STATESBORO — The time is now for Georgia Southern men’s basketball seniors Jake Allsmiller and Mike Hughes.
Allsmiller and Hughes were the protégés when head coach Mark Byington had five seniors on the 2014-15 team that finished 22-9 and came just three points shy of a Sun Belt Conference title and NCAA Tournament berth.
Their roles haven’t really changed. They’ve been the Eagles’ most experienced players the last two seasons. But now there’s no longer a next season for either of them, and that’s why they’re pushing the players under them a little bit harder.
“There’s a sense of urgency now,” Allsmiller said. “Trying to get the guys in the right mindset, trying to get them to be more defensive-oriented and physical when it comes to rebounding.”
This year’s team is the culmination of a plan Byington set in motion after the 2014-15 season. Two years ago, he had one of the youngest teams in America. Now he has one of the Sun Belt’s most experienced. Allsmiller and Hughes will be entering their third season playing alongside juniors Tookie Brown, Ike Smith and Montae Glenn.
“We’ve finally got continuity,” Byington said. “A couple of years ago when we had a good run and we had an older group, we decided to build it from the ground floor all the way up. So we infused a bunch of young players who could play right away. Now it comes full circle. (Hughes and Allsmiller) are seniors, and they’ve played a lot of minutes, and Tookie and Ike have already done special things since they’ve been here.”
Smith led the team in scoring last season at 19.6 points per game, followed closely by Brown at 17.1 ppg.
But as much as the pieces seem to be in place for Georgia Southern this season, the Eagles aren’t the only team in the Sun Belt riding on experience. League tournament champion Troy returns four of its top six scorers from last season, and preseason favorite and last year’s regular-season champion Texas-Arlington returns three of its top five.
“UT-Arlington was the best team in our league last year, and they’ve got almost their whole team back. Eleven of the 15 all-conference players are back, so the league is going to be a top-10 league this year,” Byington said. “UT-Arlington already blew out Oklahoma in an exhibition game. Georgia State handled Georgia Tech pretty easily. Our league is a beast.”
The Eagles have been picked to finish fourth in the SBC preseason coaches’ poll behind UTA, Arkansas-Little Rock and Georgia State.
Georgia Southern will get plenty of tests before its Sun Belt slate, starting today with a road game at Wake Forest with tip-off set for 7:30 p.m. in Winston Salem, N.C.

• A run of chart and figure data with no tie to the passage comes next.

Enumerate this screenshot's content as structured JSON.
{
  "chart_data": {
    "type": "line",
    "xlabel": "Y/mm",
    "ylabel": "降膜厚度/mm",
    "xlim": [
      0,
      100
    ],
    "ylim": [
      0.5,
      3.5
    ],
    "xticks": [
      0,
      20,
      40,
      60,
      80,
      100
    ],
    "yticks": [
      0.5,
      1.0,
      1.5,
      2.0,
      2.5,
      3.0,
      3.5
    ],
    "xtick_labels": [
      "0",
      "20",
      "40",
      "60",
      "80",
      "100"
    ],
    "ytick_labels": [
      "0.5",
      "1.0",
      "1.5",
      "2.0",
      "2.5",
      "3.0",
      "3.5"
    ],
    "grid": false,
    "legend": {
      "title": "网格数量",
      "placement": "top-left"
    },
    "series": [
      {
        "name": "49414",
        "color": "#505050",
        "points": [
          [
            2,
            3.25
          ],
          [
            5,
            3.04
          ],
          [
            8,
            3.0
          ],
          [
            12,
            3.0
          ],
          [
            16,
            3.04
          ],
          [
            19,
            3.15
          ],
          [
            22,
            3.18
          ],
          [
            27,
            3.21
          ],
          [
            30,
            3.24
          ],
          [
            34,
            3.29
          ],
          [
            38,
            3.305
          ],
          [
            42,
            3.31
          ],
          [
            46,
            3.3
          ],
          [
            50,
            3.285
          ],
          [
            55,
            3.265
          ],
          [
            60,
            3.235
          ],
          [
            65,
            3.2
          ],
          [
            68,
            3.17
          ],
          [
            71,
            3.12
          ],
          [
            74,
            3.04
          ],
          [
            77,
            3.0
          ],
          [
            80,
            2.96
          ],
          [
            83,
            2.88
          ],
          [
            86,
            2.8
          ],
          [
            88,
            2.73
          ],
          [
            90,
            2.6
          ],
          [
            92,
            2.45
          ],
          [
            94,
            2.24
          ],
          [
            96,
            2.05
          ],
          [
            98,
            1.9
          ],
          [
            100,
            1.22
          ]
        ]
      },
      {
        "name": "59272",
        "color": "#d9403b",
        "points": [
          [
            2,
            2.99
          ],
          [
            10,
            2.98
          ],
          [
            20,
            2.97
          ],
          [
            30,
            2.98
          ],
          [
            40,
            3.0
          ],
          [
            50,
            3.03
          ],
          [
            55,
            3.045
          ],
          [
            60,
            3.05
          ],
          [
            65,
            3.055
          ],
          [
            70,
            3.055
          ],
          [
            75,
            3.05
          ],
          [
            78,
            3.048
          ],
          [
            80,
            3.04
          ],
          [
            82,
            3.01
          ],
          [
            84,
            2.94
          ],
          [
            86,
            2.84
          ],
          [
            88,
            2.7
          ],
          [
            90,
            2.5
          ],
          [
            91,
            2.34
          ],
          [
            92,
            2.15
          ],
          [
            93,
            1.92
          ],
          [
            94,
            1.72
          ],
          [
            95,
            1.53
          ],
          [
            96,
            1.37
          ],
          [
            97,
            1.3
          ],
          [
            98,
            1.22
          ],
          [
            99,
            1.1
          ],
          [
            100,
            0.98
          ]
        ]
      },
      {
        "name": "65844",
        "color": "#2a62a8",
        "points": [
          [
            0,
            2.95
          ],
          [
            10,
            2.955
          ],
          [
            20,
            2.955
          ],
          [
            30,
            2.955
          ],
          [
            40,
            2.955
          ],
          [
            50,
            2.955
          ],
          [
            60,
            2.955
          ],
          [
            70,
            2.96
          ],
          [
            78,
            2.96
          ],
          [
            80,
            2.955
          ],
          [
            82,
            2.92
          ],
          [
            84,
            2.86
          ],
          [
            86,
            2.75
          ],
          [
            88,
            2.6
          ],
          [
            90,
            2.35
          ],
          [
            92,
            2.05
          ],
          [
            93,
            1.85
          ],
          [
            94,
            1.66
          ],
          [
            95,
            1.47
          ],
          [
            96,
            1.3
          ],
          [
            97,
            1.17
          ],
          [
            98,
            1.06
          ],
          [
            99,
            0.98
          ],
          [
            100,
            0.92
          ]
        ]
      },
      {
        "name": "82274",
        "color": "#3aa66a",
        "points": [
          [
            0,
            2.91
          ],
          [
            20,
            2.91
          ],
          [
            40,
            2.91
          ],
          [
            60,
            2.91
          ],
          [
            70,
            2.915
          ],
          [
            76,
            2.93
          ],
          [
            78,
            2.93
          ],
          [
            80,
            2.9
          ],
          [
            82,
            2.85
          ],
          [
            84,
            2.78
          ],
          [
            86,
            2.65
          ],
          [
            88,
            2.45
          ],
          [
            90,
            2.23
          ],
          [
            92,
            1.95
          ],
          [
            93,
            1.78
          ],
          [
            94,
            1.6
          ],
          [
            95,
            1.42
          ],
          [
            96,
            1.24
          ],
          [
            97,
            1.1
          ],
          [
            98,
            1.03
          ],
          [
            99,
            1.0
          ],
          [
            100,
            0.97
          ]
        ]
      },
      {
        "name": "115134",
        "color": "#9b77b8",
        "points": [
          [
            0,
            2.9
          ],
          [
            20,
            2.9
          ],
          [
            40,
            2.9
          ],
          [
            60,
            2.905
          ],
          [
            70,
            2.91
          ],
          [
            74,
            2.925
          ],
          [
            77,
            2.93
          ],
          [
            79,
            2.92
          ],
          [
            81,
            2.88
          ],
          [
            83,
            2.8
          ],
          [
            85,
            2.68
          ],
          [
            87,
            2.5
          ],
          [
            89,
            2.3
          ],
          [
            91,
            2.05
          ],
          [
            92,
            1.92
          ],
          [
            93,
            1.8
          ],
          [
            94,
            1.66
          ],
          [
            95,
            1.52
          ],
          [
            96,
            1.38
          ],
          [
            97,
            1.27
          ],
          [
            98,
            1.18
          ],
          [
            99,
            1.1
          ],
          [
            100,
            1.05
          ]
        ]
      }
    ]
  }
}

The Eagles will also face mid-major Missouri State in the Gulf Coast Showcase in Estero, Florida and play at Bradley, while getting a home-and-home series against Cal State Bakersfield, which lost in the NIT semifinals last season.
“It got a lot tougher than I wanted, but we feel like we’re going to have a good team, I want to challenge them,” Byington said. “We’re going to tough places, and we’re going to figure out who we are, and by the time we get to Sun Belt play, we should be battled-tested.”
Georgia Southern has made first-round exits in the Sun Belt tournament the past two seasons in New Orleans, running into a buzz saw in Troy in March. Hughes battled a bone bruise through most of the season, however, and the Eagles missed his ability to rebound as a guard and make clutch shots. Now that he’s healthy, the Eagles are hoping he can them get over the Sun Belt tournament hump.
“It’s huge,” Allsmiller said. “Mike during the offseason wanted to just get healthy. Ever since he got his knee right, he’s just a totally different player. He’s back to his sophomore year.”
“He’s a big key to this team,” added Brown. “He can make tough shots under pressure. He’s just one of those players every team needs.”
The challenge as always will be playing well at the right time. The Sun Belt keeps getting tougher, but only the tournament champion will likely get into the NCAA Tournament.
Allmsiller and Hughes still know what it takes to get to the SBC championship game, and Byington said their sense urgency will have to intensify in February.
“As much pressure as there is in that Sun Belt tournament in that lose-or-go-home scenario, we’ve been there before,” Byington said. “I’ve had two guys starting in a championship game on this team. That’s as much experience as about anyone else is going to have.”